|Cetin, A. Enis|
Submitted to: Computers and Electronics in Agriculture
Publication Type: Peer Reviewed Journal
Publication Acceptance Date: 2/20/2012
Publication Date: 6/1/2012
Publication URL: http://naldc.nal.usda.gov/download/55218/PDF
Citation: Yorulmaz, O., Pearson, T.C., Cetin, A. 2012. Detection of fungal damaged popcorn using covariance features. Computers and Electronics in Agriculture. 84:47-52. Interpretive Summary: Popcorn is especially vulnerable to fungal infections at harvest time because drying of this grain must be gradual, otherwise it will not pop. One type of fungal infection is called "blue-eye" since it causes a small blue-gray blemish on the germ of the kernel. These infected kernels can have a very undesirable off taste, resulting in lower consumer acceptance of this snack food. The blemish associated with blue-eye damaged popcorn is so small that current commercially available sorting machines are not able to detect and remove these infected seeds. In this study, image processing techniques were developed to detect blue-eye damaged popcorn with accuracies over 95%. While these techniques are fairly advanced, they can be implemented on high speed sorting machines to detect and remove blue-eye damaged popcorn. Furthermore, the technique is adaptable to detecting blemishes on other commodities, such as wheat, beans, and corn, such as those caused by insect damage and other species of fungi.
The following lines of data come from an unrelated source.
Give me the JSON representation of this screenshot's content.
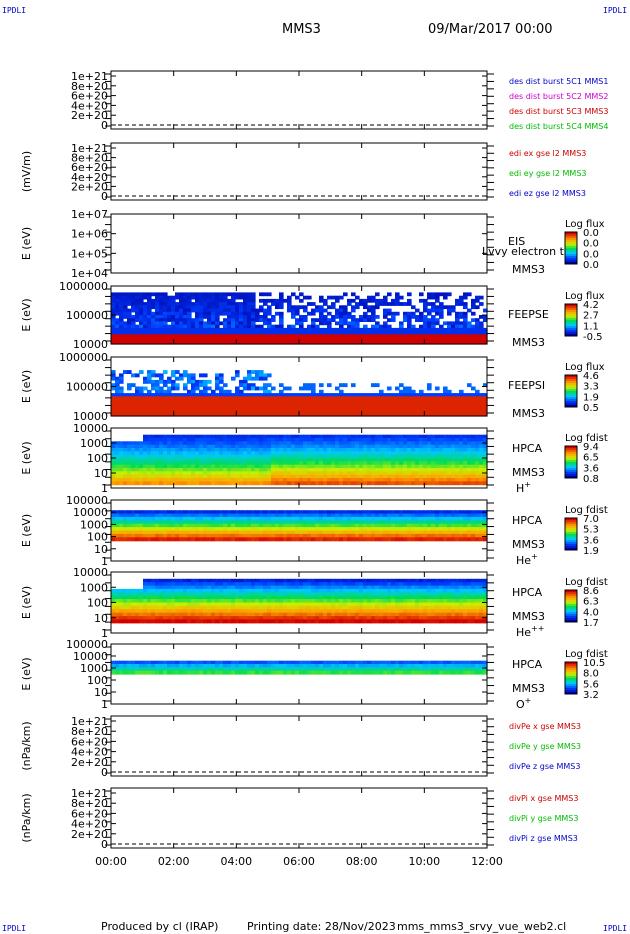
{
  "header": {
    "corner_tl": "IPDLI",
    "corner_tr": "IPDLI",
    "corner_bl": "IPDLI",
    "corner_br": "IPDLI",
    "spacecraft": "MMS3",
    "date": "09/Mar/2017 00:00"
  },
  "footer": {
    "produced_by": "Produced by cl (IRAP)",
    "printing_date": "Printing date: 28/Nov/2023",
    "script": "mms_mms3_srvy_vue_web2.cl"
  },
  "chart_data": {
    "type": "stack",
    "x_axis": {
      "ticks": [
        "00:00",
        "02:00",
        "04:00",
        "06:00",
        "08:00",
        "10:00",
        "12:00"
      ],
      "range_hours": [
        0,
        12
      ]
    },
    "panels": [
      {
        "id": "des_dist",
        "type": "line",
        "ylabel": "",
        "y_ticks": [
          "1e+21",
          "8e+20",
          "6e+20",
          "4e+20",
          "2e+20",
          "0"
        ],
        "dashed_zero": true,
        "legend": [
          {
            "label": "des dist burst 5C1 MMS1",
            "color": "#0000cc"
          },
          {
            "label": "des dist burst 5C2 MMS2",
            "color": "#cc00cc"
          },
          {
            "label": "des dist burst 5C3 MMS3",
            "color": "#cc0000"
          },
          {
            "label": "des dist burst 5C4 MMS4",
            "color": "#00bb00"
          }
        ]
      },
      {
        "id": "edi_e",
        "type": "line",
        "ylabel": "(mV/m)",
        "y_ticks": [
          "1e+21",
          "8e+20",
          "6e+20",
          "4e+20",
          "2e+20",
          "0"
        ],
        "dashed_zero": true,
        "legend": [
          {
            "label": "edi ex gse l2 MMS3",
            "color": "#cc0000"
          },
          {
            "label": "edi ey gse l2 MMS3",
            "color": "#00bb00"
          },
          {
            "label": "edi ez gse l2 MMS3",
            "color": "#0000cc"
          }
        ]
      },
      {
        "id": "eis",
        "type": "heatmap",
        "ylabel": "E (eV)",
        "y_ticks": [
          "1e+07",
          "1e+06",
          "1e+05",
          "1e+04"
        ],
        "y_log_range": [
          4,
          7
        ],
        "right_labels": [
          "EIS",
          "MMS3"
        ],
        "overlay_label": "Lvvy electron to",
        "colorbar": {
          "title": "Log flux",
          "ticks": [
            "0.0",
            "0.0",
            "0.0",
            "0.0"
          ]
        },
        "fill": "empty"
      },
      {
        "id": "feepse",
        "type": "heatmap",
        "ylabel": "E (eV)",
        "y_ticks": [
          "1000000",
          "100000",
          "10000"
        ],
        "y_log_range": [
          4,
          6
        ],
        "right_labels": [
          "FEEPSE",
          "MMS3"
        ],
        "colorbar": {
          "title": "Log flux",
          "ticks": [
            "4.2",
            "2.7",
            "1.1",
            "-0.5"
          ]
        },
        "fill": "feeps_e"
      },
      {
        "id": "feepsi",
        "type": "heatmap",
        "ylabel": "E (eV)",
        "y_ticks": [
          "1000000",
          "100000",
          "10000"
        ],
        "y_log_range": [
          4,
          6
        ],
        "right_labels": [
          "FEEPSI",
          "MMS3"
        ],
        "colorbar": {
          "title": "Log flux",
          "ticks": [
            "4.6",
            "3.3",
            "1.9",
            "0.5"
          ]
        },
        "fill": "feeps_i"
      },
      {
        "id": "hpca_h",
        "type": "heatmap",
        "ylabel": "E (eV)",
        "y_ticks": [
          "10000",
          "1000",
          "100",
          "10",
          "1"
        ],
        "y_log_range": [
          0,
          4.3
        ],
        "right_labels": [
          "HPCA",
          "MMS3"
        ],
        "species": "H",
        "species_charge": "+",
        "colorbar": {
          "title": "Log fdist",
          "ticks": [
            "9.4",
            "6.5",
            "3.6",
            "0.8"
          ]
        },
        "fill": "hpca_h"
      },
      {
        "id": "hpca_he",
        "type": "heatmap",
        "ylabel": "E (eV)",
        "y_ticks": [
          "100000",
          "10000",
          "1000",
          "100",
          "10",
          "1"
        ],
        "y_log_range": [
          0,
          5
        ],
        "right_labels": [
          "HPCA",
          "MMS3"
        ],
        "species": "He",
        "species_charge": "+",
        "colorbar": {
          "title": "Log fdist",
          "ticks": [
            "7.0",
            "5.3",
            "3.6",
            "1.9"
          ]
        },
        "fill": "hpca_he"
      },
      {
        "id": "hpca_he2",
        "type": "heatmap",
        "ylabel": "E (eV)",
        "y_ticks": [
          "10000",
          "1000",
          "100",
          "10",
          "1"
        ],
        "y_log_range": [
          0,
          4.3
        ],
        "right_labels": [
          "HPCA",
          "MMS3"
        ],
        "species": "He",
        "species_charge": "++",
        "colorbar": {
          "title": "Log fdist",
          "ticks": [
            "8.6",
            "6.3",
            "4.0",
            "1.7"
          ]
        },
        "fill": "hpca_he2"
      },
      {
        "id": "hpca_o",
        "type": "heatmap",
        "ylabel": "E (eV)",
        "y_ticks": [
          "100000",
          "10000",
          "1000",
          "100",
          "10",
          "1"
        ],
        "y_log_range": [
          0,
          5
        ],
        "right_labels": [
          "HPCA",
          "MMS3"
        ],
        "species": "O",
        "species_charge": "+",
        "colorbar": {
          "title": "Log fdist",
          "ticks": [
            "10.5",
            "8.0",
            "5.6",
            "3.2"
          ]
        },
        "fill": "hpca_o"
      },
      {
        "id": "divpe",
        "type": "line",
        "ylabel": "(nPa/km)",
        "y_ticks": [
          "1e+21",
          "8e+20",
          "6e+20",
          "4e+20",
          "2e+20",
          "0"
        ],
        "dashed_zero": true,
        "legend": [
          {
            "label": "divPe x gse MMS3",
            "color": "#cc0000"
          },
          {
            "label": "divPe y gse MMS3",
            "color": "#00bb00"
          },
          {
            "label": "divPe z gse MMS3",
            "color": "#0000cc"
          }
        ]
      },
      {
        "id": "divpi",
        "type": "line",
        "ylabel": "(nPa/km)",
        "y_ticks": [
          "1e+21",
          "8e+20",
          "6e+20",
          "4e+20",
          "2e+20",
          "0"
        ],
        "dashed_zero": true,
        "legend": [
          {
            "label": "divPi x gse MMS3",
            "color": "#cc0000"
          },
          {
            "label": "divPi y gse MMS3",
            "color": "#00bb00"
          },
          {
            "label": "divPi z gse MMS3",
            "color": "#0000cc"
          }
        ]
      }
    ]
  }
}
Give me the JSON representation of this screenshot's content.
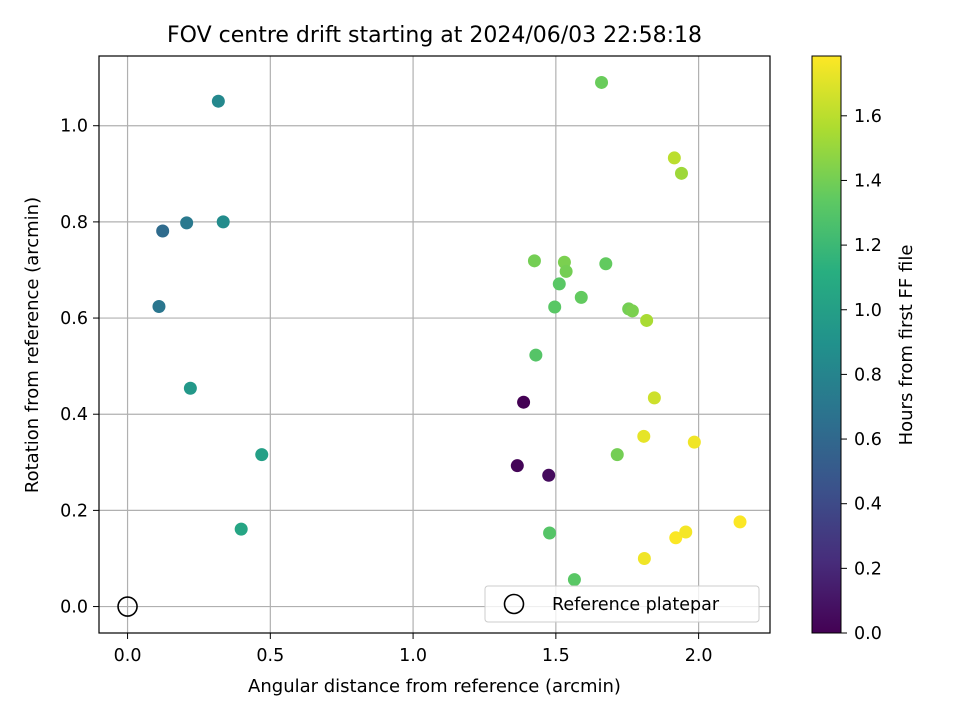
{
  "chart_data": {
    "type": "scatter",
    "title": "FOV centre drift starting at 2024/06/03 22:58:18",
    "xlabel": "Angular distance from reference (arcmin)",
    "ylabel": "Rotation from reference (arcmin)",
    "xlim": [
      -0.1,
      2.25
    ],
    "ylim": [
      -0.055,
      1.145
    ],
    "x_ticks": [
      0.0,
      0.5,
      1.0,
      1.5,
      2.0
    ],
    "x_tick_labels": [
      "0.0",
      "0.5",
      "1.0",
      "1.5",
      "2.0"
    ],
    "y_ticks": [
      0.0,
      0.2,
      0.4,
      0.6,
      0.8,
      1.0
    ],
    "y_tick_labels": [
      "0.0",
      "0.2",
      "0.4",
      "0.6",
      "0.8",
      "1.0"
    ],
    "grid": true,
    "colormap": "viridis",
    "colorbar": {
      "label": "Hours from first FF file",
      "range": [
        0.0,
        1.785
      ],
      "ticks": [
        0.0,
        0.2,
        0.4,
        0.6,
        0.8,
        1.0,
        1.2,
        1.4,
        1.6
      ],
      "tick_labels": [
        "0.0",
        "0.2",
        "0.4",
        "0.6",
        "0.8",
        "1.0",
        "1.2",
        "1.4",
        "1.6"
      ]
    },
    "legend": {
      "placement": "lower-right",
      "entries": [
        "Reference platepar"
      ]
    },
    "reference_point": {
      "x": 0.0,
      "y": 0.0
    },
    "points": [
      {
        "x": 1.387,
        "y": 0.425,
        "c": 0.0
      },
      {
        "x": 1.365,
        "y": 0.293,
        "c": 0.02
      },
      {
        "x": 1.475,
        "y": 0.273,
        "c": 0.05
      },
      {
        "x": 0.123,
        "y": 0.781,
        "c": 0.62
      },
      {
        "x": 0.11,
        "y": 0.624,
        "c": 0.7
      },
      {
        "x": 0.207,
        "y": 0.798,
        "c": 0.72
      },
      {
        "x": 0.335,
        "y": 0.8,
        "c": 0.86
      },
      {
        "x": 0.318,
        "y": 1.051,
        "c": 0.83
      },
      {
        "x": 0.22,
        "y": 0.454,
        "c": 0.95
      },
      {
        "x": 0.47,
        "y": 0.316,
        "c": 1.0
      },
      {
        "x": 0.398,
        "y": 0.161,
        "c": 1.05
      },
      {
        "x": 1.425,
        "y": 0.719,
        "c": 1.4
      },
      {
        "x": 1.43,
        "y": 0.523,
        "c": 1.3
      },
      {
        "x": 1.478,
        "y": 0.153,
        "c": 1.3
      },
      {
        "x": 1.496,
        "y": 0.623,
        "c": 1.32
      },
      {
        "x": 1.512,
        "y": 0.671,
        "c": 1.32
      },
      {
        "x": 1.53,
        "y": 0.716,
        "c": 1.42
      },
      {
        "x": 1.536,
        "y": 0.697,
        "c": 1.4
      },
      {
        "x": 1.565,
        "y": 0.056,
        "c": 1.32
      },
      {
        "x": 1.589,
        "y": 0.643,
        "c": 1.35
      },
      {
        "x": 1.66,
        "y": 1.09,
        "c": 1.37
      },
      {
        "x": 1.675,
        "y": 0.713,
        "c": 1.35
      },
      {
        "x": 1.715,
        "y": 0.316,
        "c": 1.4
      },
      {
        "x": 1.755,
        "y": 0.619,
        "c": 1.4
      },
      {
        "x": 1.768,
        "y": 0.615,
        "c": 1.42
      },
      {
        "x": 1.818,
        "y": 0.595,
        "c": 1.55
      },
      {
        "x": 1.845,
        "y": 0.434,
        "c": 1.65
      },
      {
        "x": 1.808,
        "y": 0.354,
        "c": 1.72
      },
      {
        "x": 1.81,
        "y": 0.1,
        "c": 1.75
      },
      {
        "x": 1.915,
        "y": 0.933,
        "c": 1.6
      },
      {
        "x": 1.94,
        "y": 0.901,
        "c": 1.52
      },
      {
        "x": 1.985,
        "y": 0.342,
        "c": 1.75
      },
      {
        "x": 1.92,
        "y": 0.143,
        "c": 1.78
      },
      {
        "x": 1.955,
        "y": 0.155,
        "c": 1.76
      },
      {
        "x": 2.145,
        "y": 0.176,
        "c": 1.78
      }
    ]
  }
}
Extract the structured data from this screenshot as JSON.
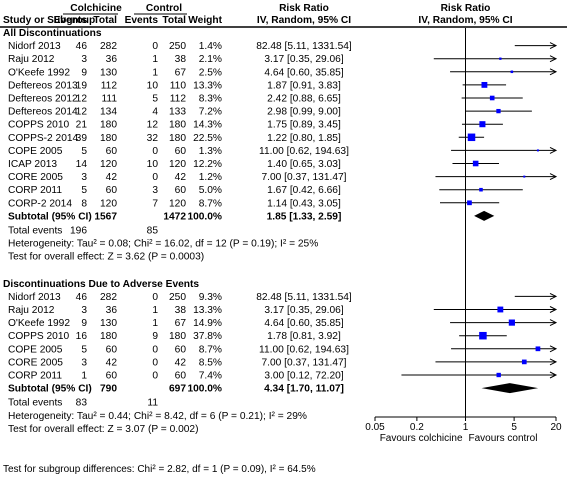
{
  "header": {
    "col_study": "Study or Subgroup",
    "group1": "Colchicine",
    "group2": "Control",
    "events": "Events",
    "total": "Total",
    "weight": "Weight",
    "rr_title": "Risk Ratio",
    "rr_method": "IV, Random, 95% CI"
  },
  "chart_data": {
    "type": "forest",
    "effect_measure": "Risk Ratio",
    "x_scale": "log",
    "x_ticks": [
      {
        "value": 0.05,
        "label": "0.05"
      },
      {
        "value": 0.2,
        "label": "0.2"
      },
      {
        "value": 1,
        "label": "1"
      },
      {
        "value": 5,
        "label": "5"
      },
      {
        "value": 20,
        "label": "20"
      }
    ],
    "xlim": [
      0.05,
      20
    ],
    "favours_left": "Favours colchicine",
    "favours_right": "Favours control",
    "subgroups": [
      {
        "title": "All Discontinuations",
        "studies": [
          {
            "name": "Nidorf 2013",
            "e1": "46",
            "n1": "282",
            "e2": "0",
            "n2": "250",
            "weight": "1.4%",
            "ci_text": "82.48 [5.11, 1331.54]",
            "rr": 82.48,
            "lo": 5.11,
            "hi": 1331.54
          },
          {
            "name": "Raju 2012",
            "e1": "3",
            "n1": "36",
            "e2": "1",
            "n2": "38",
            "weight": "2.1%",
            "ci_text": "3.17 [0.35, 29.06]",
            "rr": 3.17,
            "lo": 0.35,
            "hi": 29.06
          },
          {
            "name": "O'Keefe 1992",
            "e1": "9",
            "n1": "130",
            "e2": "1",
            "n2": "67",
            "weight": "2.5%",
            "ci_text": "4.64 [0.60, 35.85]",
            "rr": 4.64,
            "lo": 0.6,
            "hi": 35.85
          },
          {
            "name": "Deftereos 2013",
            "e1": "19",
            "n1": "112",
            "e2": "10",
            "n2": "110",
            "weight": "13.3%",
            "ci_text": "1.87 [0.91, 3.83]",
            "rr": 1.87,
            "lo": 0.91,
            "hi": 3.83
          },
          {
            "name": "Deftereos 2012",
            "e1": "12",
            "n1": "111",
            "e2": "5",
            "n2": "112",
            "weight": "8.3%",
            "ci_text": "2.42 [0.88, 6.65]",
            "rr": 2.42,
            "lo": 0.88,
            "hi": 6.65
          },
          {
            "name": "Deftereos 2014",
            "e1": "12",
            "n1": "134",
            "e2": "4",
            "n2": "133",
            "weight": "7.2%",
            "ci_text": "2.98 [0.99, 9.00]",
            "rr": 2.98,
            "lo": 0.99,
            "hi": 9.0
          },
          {
            "name": "COPPS 2010",
            "e1": "21",
            "n1": "180",
            "e2": "12",
            "n2": "180",
            "weight": "14.3%",
            "ci_text": "1.75 [0.89, 3.45]",
            "rr": 1.75,
            "lo": 0.89,
            "hi": 3.45
          },
          {
            "name": "COPPS-2 2014",
            "e1": "39",
            "n1": "180",
            "e2": "32",
            "n2": "180",
            "weight": "22.5%",
            "ci_text": "1.22 [0.80, 1.85]",
            "rr": 1.22,
            "lo": 0.8,
            "hi": 1.85
          },
          {
            "name": "COPE 2005",
            "e1": "5",
            "n1": "60",
            "e2": "0",
            "n2": "60",
            "weight": "1.3%",
            "ci_text": "11.00 [0.62, 194.63]",
            "rr": 11.0,
            "lo": 0.62,
            "hi": 194.63
          },
          {
            "name": "ICAP 2013",
            "e1": "14",
            "n1": "120",
            "e2": "10",
            "n2": "120",
            "weight": "12.2%",
            "ci_text": "1.40 [0.65, 3.03]",
            "rr": 1.4,
            "lo": 0.65,
            "hi": 3.03
          },
          {
            "name": "CORE 2005",
            "e1": "3",
            "n1": "42",
            "e2": "0",
            "n2": "42",
            "weight": "1.2%",
            "ci_text": "7.00 [0.37, 131.47]",
            "rr": 7.0,
            "lo": 0.37,
            "hi": 131.47
          },
          {
            "name": "CORP 2011",
            "e1": "5",
            "n1": "60",
            "e2": "3",
            "n2": "60",
            "weight": "5.0%",
            "ci_text": "1.67 [0.42, 6.66]",
            "rr": 1.67,
            "lo": 0.42,
            "hi": 6.66
          },
          {
            "name": "CORP-2 2014",
            "e1": "8",
            "n1": "120",
            "e2": "7",
            "n2": "120",
            "weight": "8.7%",
            "ci_text": "1.14 [0.43, 3.05]",
            "rr": 1.14,
            "lo": 0.43,
            "hi": 3.05
          }
        ],
        "subtotal": {
          "label": "Subtotal (95% CI)",
          "n1": "1567",
          "n2": "1472",
          "weight": "100.0%",
          "ci_text": "1.85 [1.33, 2.59]",
          "rr": 1.85,
          "lo": 1.33,
          "hi": 2.59
        },
        "total_events": {
          "label": "Total events",
          "e1": "196",
          "e2": "85"
        },
        "heterogeneity": "Heterogeneity: Tau² = 0.08; Chi² = 16.02, df = 12 (P = 0.19); I² = 25%",
        "overall": "Test for overall effect: Z = 3.62 (P = 0.0003)"
      },
      {
        "title": "Discontinuations Due to Adverse Events",
        "studies": [
          {
            "name": "Nidorf 2013",
            "e1": "46",
            "n1": "282",
            "e2": "0",
            "n2": "250",
            "weight": "9.3%",
            "ci_text": "82.48 [5.11, 1331.54]",
            "rr": 82.48,
            "lo": 5.11,
            "hi": 1331.54
          },
          {
            "name": "Raju 2012",
            "e1": "3",
            "n1": "36",
            "e2": "1",
            "n2": "38",
            "weight": "13.3%",
            "ci_text": "3.17 [0.35, 29.06]",
            "rr": 3.17,
            "lo": 0.35,
            "hi": 29.06
          },
          {
            "name": "O'Keefe 1992",
            "e1": "9",
            "n1": "130",
            "e2": "1",
            "n2": "67",
            "weight": "14.9%",
            "ci_text": "4.64 [0.60, 35.85]",
            "rr": 4.64,
            "lo": 0.6,
            "hi": 35.85
          },
          {
            "name": "COPPS 2010",
            "e1": "16",
            "n1": "180",
            "e2": "9",
            "n2": "180",
            "weight": "37.8%",
            "ci_text": "1.78 [0.81, 3.92]",
            "rr": 1.78,
            "lo": 0.81,
            "hi": 3.92
          },
          {
            "name": "COPE 2005",
            "e1": "5",
            "n1": "60",
            "e2": "0",
            "n2": "60",
            "weight": "8.7%",
            "ci_text": "11.00 [0.62, 194.63]",
            "rr": 11.0,
            "lo": 0.62,
            "hi": 194.63
          },
          {
            "name": "CORE 2005",
            "e1": "3",
            "n1": "42",
            "e2": "0",
            "n2": "42",
            "weight": "8.5%",
            "ci_text": "7.00 [0.37, 131.47]",
            "rr": 7.0,
            "lo": 0.37,
            "hi": 131.47
          },
          {
            "name": "CORP 2011",
            "e1": "1",
            "n1": "60",
            "e2": "0",
            "n2": "60",
            "weight": "7.4%",
            "ci_text": "3.00 [0.12, 72.20]",
            "rr": 3.0,
            "lo": 0.12,
            "hi": 72.2
          }
        ],
        "subtotal": {
          "label": "Subtotal (95% CI)",
          "n1": "790",
          "n2": "697",
          "weight": "100.0%",
          "ci_text": "4.34 [1.70, 11.07]",
          "rr": 4.34,
          "lo": 1.7,
          "hi": 11.07
        },
        "total_events": {
          "label": "Total events",
          "e1": "83",
          "e2": "11"
        },
        "heterogeneity": "Heterogeneity: Tau² = 0.44; Chi² = 8.42, df = 6 (P = 0.21); I² = 29%",
        "overall": "Test for overall effect: Z = 3.07 (P = 0.002)"
      }
    ],
    "subgroup_test": "Test for subgroup differences: Chi² = 2.82, df = 1 (P = 0.09), I² = 64.5%",
    "colors": {
      "marker": "#0000ff",
      "diamond": "#000000",
      "line": "#000000"
    }
  }
}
Technical Abstract: Covariance-matrix-based features were applied to the detection of popcorn infected by a fungus that cause a symptom called “blue-eye.” This infection of popcorn kernels causes economic losses because of their poor appearance and the frequently disagreeable flavor of the popped kernels. Images of kernels were obtained to distinguish damaged from undamaged kernels using image-processing techniques. Features of kernel images were extracted from the covariance matrices of the pixel properties of the acquired images. The covariance matrices were formed using different property vectors that consisted of the image coordinate values, their intensity values, and the first and second derivatives of the vertical and horizontal directions of different color channels. Support vector machines (SVM) were used for classification purposes. An overall recognition rate of 96.0% was achieved using these covariance features. The recognition rates for the undamaged and damaged kernel images were 97.6% and 95.1%, respectively.